At the Digital Policy Institute event, economist Singer said that Title II was nothing but harmful.

“Using Title II to solve this problem is the equivalent of using a fire hose in your kitchen to eliminate the risk of a fire,” Singer said. “Certainly, it does the job but the ancillary harm it can cause swamps the benefits, especially if there’s a less invasive remedy that will do the trick.”

While proponents argue that forbearance, or the ability for the FCC to excuse compliance with portions of the regulations, eases concerns about Title II reclassification, Singer said it’s “pretty far-fetched” to assume that every single future commission will “forbear” the same way every time.

Singer did, however, take the more moderate approach that abuses should be judged on a case-by-case basis.

“Title II doesn’t strike the right balance, which is weighing the incentives of the ISPs to invest at the core against the incentives of the content providers to invest at the edges.”

More importantly, Title II “does not do what proponents purport it does” – namely, prevent discrimination, Furchtgott-Roth said.

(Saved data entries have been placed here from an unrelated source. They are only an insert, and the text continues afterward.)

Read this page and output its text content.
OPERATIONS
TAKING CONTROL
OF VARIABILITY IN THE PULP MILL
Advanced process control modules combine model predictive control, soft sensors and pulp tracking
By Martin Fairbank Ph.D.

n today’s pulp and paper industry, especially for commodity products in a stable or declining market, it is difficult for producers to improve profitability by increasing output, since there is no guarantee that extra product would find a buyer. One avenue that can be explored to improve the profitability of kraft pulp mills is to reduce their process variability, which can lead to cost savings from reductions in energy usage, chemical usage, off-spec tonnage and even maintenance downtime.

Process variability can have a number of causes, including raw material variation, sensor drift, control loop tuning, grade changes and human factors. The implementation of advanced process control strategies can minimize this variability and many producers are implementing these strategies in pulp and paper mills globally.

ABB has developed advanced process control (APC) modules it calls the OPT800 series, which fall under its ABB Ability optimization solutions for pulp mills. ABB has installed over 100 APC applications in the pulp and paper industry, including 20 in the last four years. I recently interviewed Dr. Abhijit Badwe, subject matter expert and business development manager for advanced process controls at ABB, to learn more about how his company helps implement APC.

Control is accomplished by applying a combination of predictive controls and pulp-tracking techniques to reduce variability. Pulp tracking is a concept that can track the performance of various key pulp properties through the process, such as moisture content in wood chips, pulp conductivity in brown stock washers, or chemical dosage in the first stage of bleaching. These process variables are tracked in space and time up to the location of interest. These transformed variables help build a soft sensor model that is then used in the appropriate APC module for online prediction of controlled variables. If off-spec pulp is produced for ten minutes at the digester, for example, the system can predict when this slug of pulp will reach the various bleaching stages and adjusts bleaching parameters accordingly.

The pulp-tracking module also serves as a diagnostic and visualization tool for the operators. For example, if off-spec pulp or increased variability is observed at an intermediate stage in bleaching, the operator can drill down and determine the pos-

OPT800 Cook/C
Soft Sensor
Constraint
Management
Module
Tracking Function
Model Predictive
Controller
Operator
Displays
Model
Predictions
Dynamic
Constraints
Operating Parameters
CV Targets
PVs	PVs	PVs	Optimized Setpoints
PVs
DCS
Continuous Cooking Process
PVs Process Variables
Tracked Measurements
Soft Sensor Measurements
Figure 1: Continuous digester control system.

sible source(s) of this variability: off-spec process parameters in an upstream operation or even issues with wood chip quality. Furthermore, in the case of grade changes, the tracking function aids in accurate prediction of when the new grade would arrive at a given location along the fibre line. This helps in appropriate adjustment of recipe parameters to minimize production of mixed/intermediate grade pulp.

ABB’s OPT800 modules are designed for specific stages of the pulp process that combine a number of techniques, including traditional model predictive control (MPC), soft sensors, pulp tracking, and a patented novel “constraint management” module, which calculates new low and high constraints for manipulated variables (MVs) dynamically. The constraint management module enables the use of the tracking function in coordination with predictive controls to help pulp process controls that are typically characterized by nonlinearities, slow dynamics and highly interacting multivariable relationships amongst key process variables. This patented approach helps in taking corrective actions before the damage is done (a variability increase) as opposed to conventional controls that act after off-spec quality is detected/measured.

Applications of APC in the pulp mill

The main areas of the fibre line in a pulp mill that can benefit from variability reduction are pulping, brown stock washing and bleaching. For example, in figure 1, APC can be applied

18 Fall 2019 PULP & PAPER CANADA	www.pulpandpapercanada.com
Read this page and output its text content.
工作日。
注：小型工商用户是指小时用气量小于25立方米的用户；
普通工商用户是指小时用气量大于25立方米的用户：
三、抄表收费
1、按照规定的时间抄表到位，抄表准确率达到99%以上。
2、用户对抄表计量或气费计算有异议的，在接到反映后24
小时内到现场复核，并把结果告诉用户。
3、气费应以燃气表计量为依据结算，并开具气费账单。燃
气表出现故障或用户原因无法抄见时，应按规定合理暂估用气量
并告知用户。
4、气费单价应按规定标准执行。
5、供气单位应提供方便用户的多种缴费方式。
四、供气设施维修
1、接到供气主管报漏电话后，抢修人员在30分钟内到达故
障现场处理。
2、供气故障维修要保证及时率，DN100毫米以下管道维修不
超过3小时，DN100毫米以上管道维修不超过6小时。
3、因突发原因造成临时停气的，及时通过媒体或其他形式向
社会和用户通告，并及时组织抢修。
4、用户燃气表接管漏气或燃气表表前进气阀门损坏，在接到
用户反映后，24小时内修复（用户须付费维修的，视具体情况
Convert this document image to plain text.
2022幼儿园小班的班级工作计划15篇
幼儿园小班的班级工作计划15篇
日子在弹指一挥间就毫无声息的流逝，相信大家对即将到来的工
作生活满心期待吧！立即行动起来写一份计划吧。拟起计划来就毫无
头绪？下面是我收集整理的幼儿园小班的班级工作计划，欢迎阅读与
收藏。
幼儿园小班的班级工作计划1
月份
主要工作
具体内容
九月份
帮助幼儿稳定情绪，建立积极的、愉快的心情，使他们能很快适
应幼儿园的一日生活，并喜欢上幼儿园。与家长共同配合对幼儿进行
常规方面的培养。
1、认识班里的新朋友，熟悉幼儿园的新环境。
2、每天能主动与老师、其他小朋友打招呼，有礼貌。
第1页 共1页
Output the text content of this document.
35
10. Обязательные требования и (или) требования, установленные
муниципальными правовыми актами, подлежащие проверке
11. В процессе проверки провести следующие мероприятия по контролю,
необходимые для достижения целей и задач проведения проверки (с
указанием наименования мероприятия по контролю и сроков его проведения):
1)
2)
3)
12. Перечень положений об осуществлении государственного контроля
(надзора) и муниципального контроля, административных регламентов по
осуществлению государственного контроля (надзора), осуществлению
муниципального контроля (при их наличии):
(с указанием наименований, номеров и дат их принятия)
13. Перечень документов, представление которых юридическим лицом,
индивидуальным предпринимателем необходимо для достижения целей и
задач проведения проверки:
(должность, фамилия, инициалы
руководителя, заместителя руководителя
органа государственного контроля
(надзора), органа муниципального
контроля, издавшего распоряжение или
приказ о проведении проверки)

Even under Title II rules, common carriers can still discriminate, albeit in a more diminished capacity.

“It’s hard to believe that Congress intended the old monopoly telephone price regulation to apply to the broadband networks that we have today, which very fast moving [and] dynamic,” he said.

Singer and Furchtgott-Roth questioned whether Wheeler would have the three votes necessary to pass net neutrality rules under either Section 706 or Title II.